The thing is, if I am honest, I still don’t know what you are meant to do in those situations. Children are completely unreasonable and if they refuse, absolutely, to do something, there is not much a mother can do. My children did eventually stop having those very public screaming rows, but I think I just got better at avoiding them, seeing what was likely to happen before we got to that stage, not getting into situations that would explode. I don’t think I ever learnt what to do when they did happen.
I do remember a particularly bad session with one child where I believe I asked husband to stop the car so I could leave him by the side of the road. I think he was refusing to wear a seatbelt or something. We were in California, on holiday. Son was screaming, daughter started to cry because I was going to abandon her brother, other son burst into tears because daughter was crying, our friends (who did not have children at the time) were terribly worried and wondered if they should intervene. It was not a wonderful time. But it passed. No one was abandoned by the road. Son now always wears seatbelt. (Friends now have children of their own and understand completely.) I don’t miss everything about those days.
This Tuesday was a very productive day for me. I finished the first draft of Joanna. I am now, according to Stephen King in his book ‘On Writing’, supposed to forget about it for three months, then re-read it and make any changes and additions that seem appropriate after reading it with ‘fresh eyes’. I, of course, am not sure that I am patient enough for that and am just dying to send it out to agents.
I also did some awful animal jobs.

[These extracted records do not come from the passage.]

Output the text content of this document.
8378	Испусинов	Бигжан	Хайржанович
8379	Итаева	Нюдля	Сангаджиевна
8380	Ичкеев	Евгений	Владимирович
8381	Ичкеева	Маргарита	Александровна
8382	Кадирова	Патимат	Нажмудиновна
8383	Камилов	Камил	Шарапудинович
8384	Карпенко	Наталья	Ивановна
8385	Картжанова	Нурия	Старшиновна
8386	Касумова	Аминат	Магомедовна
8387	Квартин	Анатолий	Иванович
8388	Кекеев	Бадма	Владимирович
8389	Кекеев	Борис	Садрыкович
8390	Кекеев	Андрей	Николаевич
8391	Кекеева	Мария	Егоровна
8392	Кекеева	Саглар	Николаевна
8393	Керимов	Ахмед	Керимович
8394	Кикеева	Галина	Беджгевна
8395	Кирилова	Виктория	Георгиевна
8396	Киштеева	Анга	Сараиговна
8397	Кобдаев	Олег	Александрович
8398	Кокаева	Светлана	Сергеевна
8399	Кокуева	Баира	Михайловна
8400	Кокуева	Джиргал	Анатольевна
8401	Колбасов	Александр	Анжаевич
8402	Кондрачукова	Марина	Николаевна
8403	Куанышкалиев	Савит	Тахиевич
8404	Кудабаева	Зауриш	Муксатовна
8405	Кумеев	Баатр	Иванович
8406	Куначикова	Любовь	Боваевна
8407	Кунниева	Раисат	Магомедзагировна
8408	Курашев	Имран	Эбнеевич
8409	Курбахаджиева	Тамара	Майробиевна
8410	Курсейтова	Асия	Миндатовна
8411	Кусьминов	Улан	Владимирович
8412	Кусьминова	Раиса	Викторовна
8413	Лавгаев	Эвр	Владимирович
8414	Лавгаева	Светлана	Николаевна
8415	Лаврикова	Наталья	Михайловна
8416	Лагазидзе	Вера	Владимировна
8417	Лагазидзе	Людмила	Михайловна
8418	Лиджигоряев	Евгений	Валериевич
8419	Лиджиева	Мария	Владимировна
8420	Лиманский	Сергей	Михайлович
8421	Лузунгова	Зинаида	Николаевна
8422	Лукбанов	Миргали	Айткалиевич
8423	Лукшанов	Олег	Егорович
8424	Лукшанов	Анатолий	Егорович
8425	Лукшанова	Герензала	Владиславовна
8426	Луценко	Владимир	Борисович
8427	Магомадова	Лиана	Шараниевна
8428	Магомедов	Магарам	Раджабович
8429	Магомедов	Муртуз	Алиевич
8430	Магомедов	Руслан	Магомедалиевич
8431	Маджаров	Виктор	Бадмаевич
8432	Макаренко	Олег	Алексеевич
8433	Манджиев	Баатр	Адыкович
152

Regular stuff, like feeding them and cleaning them out and collecting the eggs, just sort of happens every day without me really thinking about it. The other stuff, like worming them all and using the flea stuff, is a pain and I tend to put it off. But not Tuesday, Tuesday I got it all done.
I took old grouchy Louise to the vet for her vaccinations.
I weighed the outside cats (SO much fun on my kitchen scales, you can imagine) and bought them all worm tablets and flea stuff. Then I forced the pills into their mouths (which they hate.) Five cats were successfully wormed, Mandy refused to swallow and after an absolute age, when I was sure it would have dissolved, she spat it out. Annoying.
I then squirted them with the flea/worm combo stuff. They hate that too. It has to go on their skin, so it probably feels cold. After they were done they ran away and refused to come near me for the rest of the day.
The ducks are thinking about laying. They have started making round dips in the hay in the aviary.
The chickens are horrible. They all pick on one chicken and peck at it. It tends to change, they take turns on who is picked on, so they do get some respite but there is always one poor scraggy looking bird who lays smaller eggs because she’s unhappy.
Mostly, all the animals get on together well. Mungo (inside cat) seems to have taken over Kia’s (GSD) bed, though they do sometimes share.
The cockerels have had a few stand-offs this week – perhaps because it’s Spring. Kia manages to sort it out (she bounces on them!) I’m hoping it doesn’t escalate or one will have to go.
The outside cats have allocated themselves beds. There is a heated igloo, which the two mothers have squashed flat and now sleep on together. There is another heated bed, big enough for three, where Mandy sleeps. Midge sleeps on top, where he can see everyone.
When everything is calm, I like my life. Hope your week has been good.